State: ‘Virtually every foreign leader’ concerned with 2016 GOP
The State Department on Monday claimed that government leaders from around the world have expressed alarm to Secretary of State John Kerry in recent weeks over harsh comments from Republican presidential candidates.
“Virtually every foreign leader the secretary meets with expresses concerns about the campaign rhetoric here in the United States, and expresses a fair bit of angst about where things are going,” department spokesman John Kirby told reporters.
{mosads}“The very stark rhetoric that continues to emerge from the campaign is not being ignored by foreign leaders and foreign governments and foreign populations,” he added.
Kirby’s comments came a day after Kerry said publicly that the rhetoric out of the GOP presidential race is an “embarrassment” to the U.S.
“Everywhere I go, every leader I meet, they ask about what is happening in America.
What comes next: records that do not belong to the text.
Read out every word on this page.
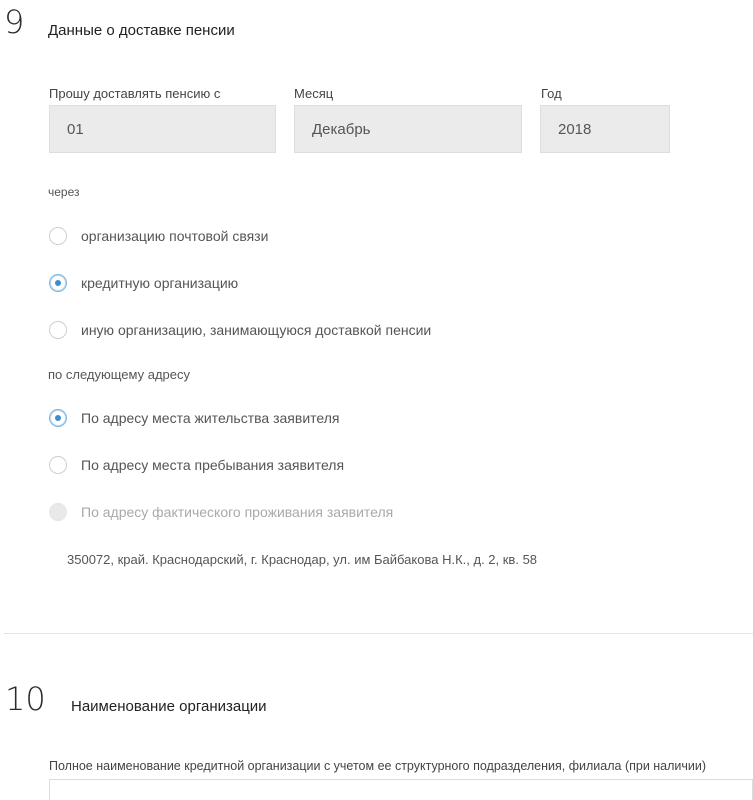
9 Данные о доставке пенсии
Прошу доставлять пенсию с
01
Месяц
Декабрь
Год
2018
через
организацию почтовой связи
кредитную организацию
иную организацию, занимающуюся доставкой пенсии
по следующему адресу
По адресу места жительства заявителя
По адресу места пребывания заявителя
По адресу фактического проживания заявителя
350072, край. Краснодарский, г. Краснодар, ул. им Байбакова Н.К., д. 2, кв. 58
10 Наименование организации
Полное наименование кредитной организации с учетом ее структурного подразделения, филиала (при наличии)
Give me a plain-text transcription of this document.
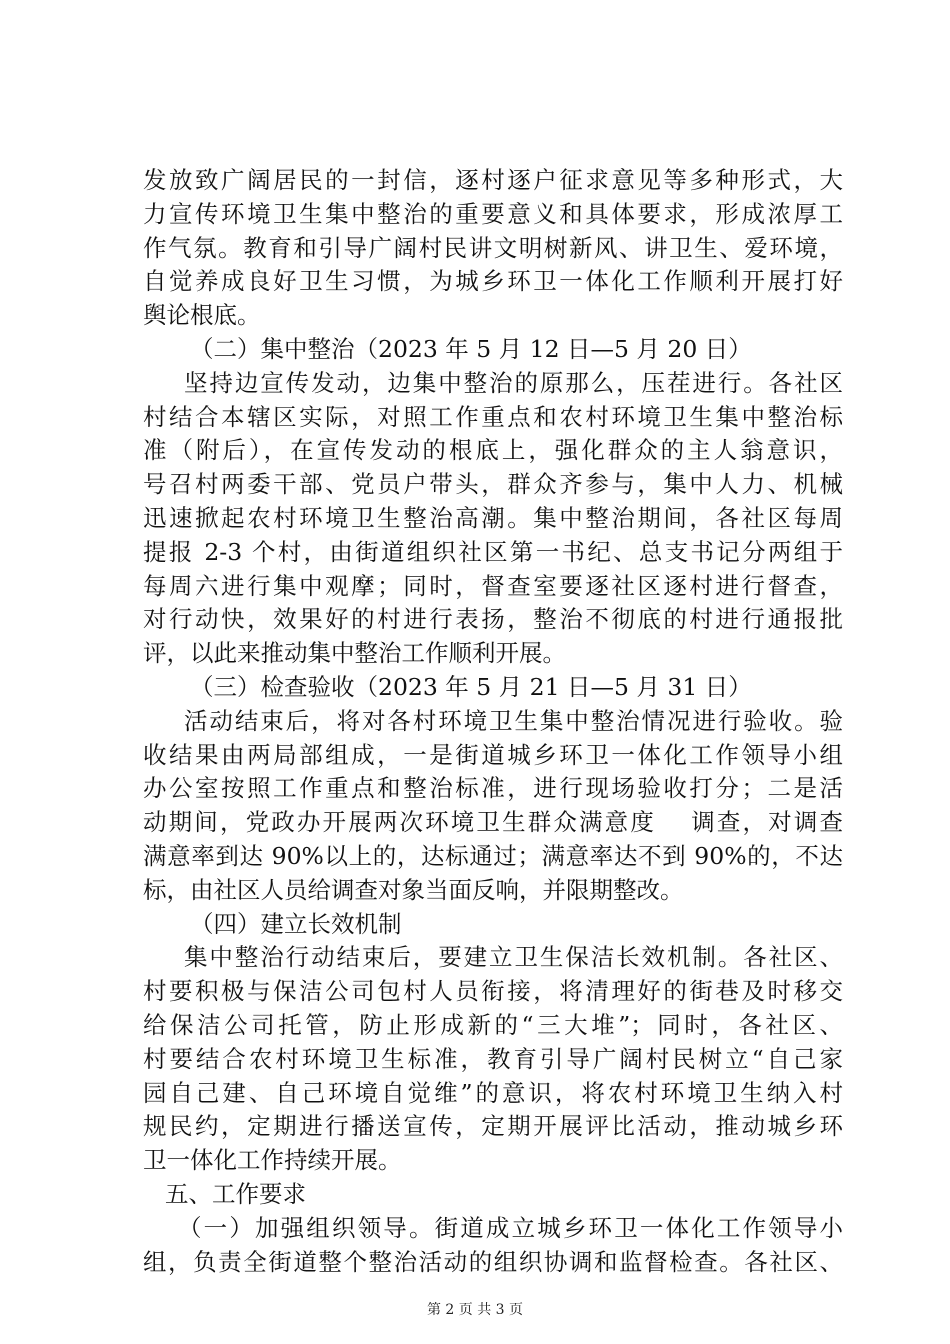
发放致广阔居民的一封信，逐村逐户征求意见等多种形式，大
力宣传环境卫生集中整治的重要意义和具体要求，形成浓厚工
作气氛。教育和引导广阔村民讲文明树新风、讲卫生、爱环境，
自觉养成良好卫生习惯，为城乡环卫一体化工作顺利开展打好
舆论根底。
（二）集中整治（2023 年 5 月 12 日—5 月 20 日）
坚持边宣传发动，边集中整治的原那么，压茬进行。各社区
村结合本辖区实际，对照工作重点和农村环境卫生集中整治标
准（附后），在宣传发动的根底上，强化群众的主人翁意识，
号召村两委干部、党员户带头，群众齐参与，集中人力、机械
迅速掀起农村环境卫生整治高潮。集中整治期间，各社区每周
提报 2-3 个村，由街道组织社区第一书纪、总支书记分两组于
每周六进行集中观摩；同时，督查室要逐社区逐村进行督查，
对行动快，效果好的村进行表扬，整治不彻底的村进行通报批
评，以此来推动集中整治工作顺利开展。
（三）检查验收（2023 年 5 月 21 日—5 月 31 日）
活动结束后，将对各村环境卫生集中整治情况进行验收。验
收结果由两局部组成，一是街道城乡环卫一体化工作领导小组
办公室按照工作重点和整治标准，进行现场验收打分；二是活
动期间，党政办开展两次环境卫生群众满意度　 调查，对调查
满意率到达 90%以上的，达标通过；满意率达不到 90%的，不达
标，由社区人员给调查对象当面反响，并限期整改。
（四）建立长效机制
集中整治行动结束后，要建立卫生保洁长效机制。各社区、
村要积极与保洁公司包村人员衔接，将清理好的街巷及时移交
给保洁公司托管，防止形成新的“三大堆”；同时，各社区、
村要结合农村环境卫生标准，教育引导广阔村民树立“自己家
园自己建、自己环境自觉维”的意识，将农村环境卫生纳入村
规民约，定期进行播送宣传，定期开展评比活动，推动城乡环
卫一体化工作持续开展。
五、工作要求
（一）加强组织领导。街道成立城乡环卫一体化工作领导小
组，负责全街道整个整治活动的组织协调和监督检查。各社区、
第 2 页 共 3 页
They cannot believe it,” Kerry said on CBS’s “Face The Nation.”
“I think it is fair to say that they’re shocked.”
Kirby maintained that Kerry was not talking about one candidate in particular, but that “a wide swath of views” from the campaign trail “have caused concern.”
Donald Trump, the GOP front-runner, has been repeatedly scrutinized for his unconventional foreign policy positions, which include questioning of core U.S. alliances, tough new tariffs on overseas trading partners and a temporary ban on Muslim travelers to the U.S. The comments have unnerved fellow Republicans, and caused multiple prominent former GOP officials to claim that they would consider voting for Democratic front-runner Hillary Clinton to keep Trump out of the White House.
GOP rival Ted Cruz, meanwhile, has been criticized for proposing that U.S. law enforcement agencies “patrol and secure” Muslim communities in the wake of last week’s terror attack in Brussels.
The campaign rhetoric was not yet having an impact on the U.S.’s engagement with other countries, Kirby said.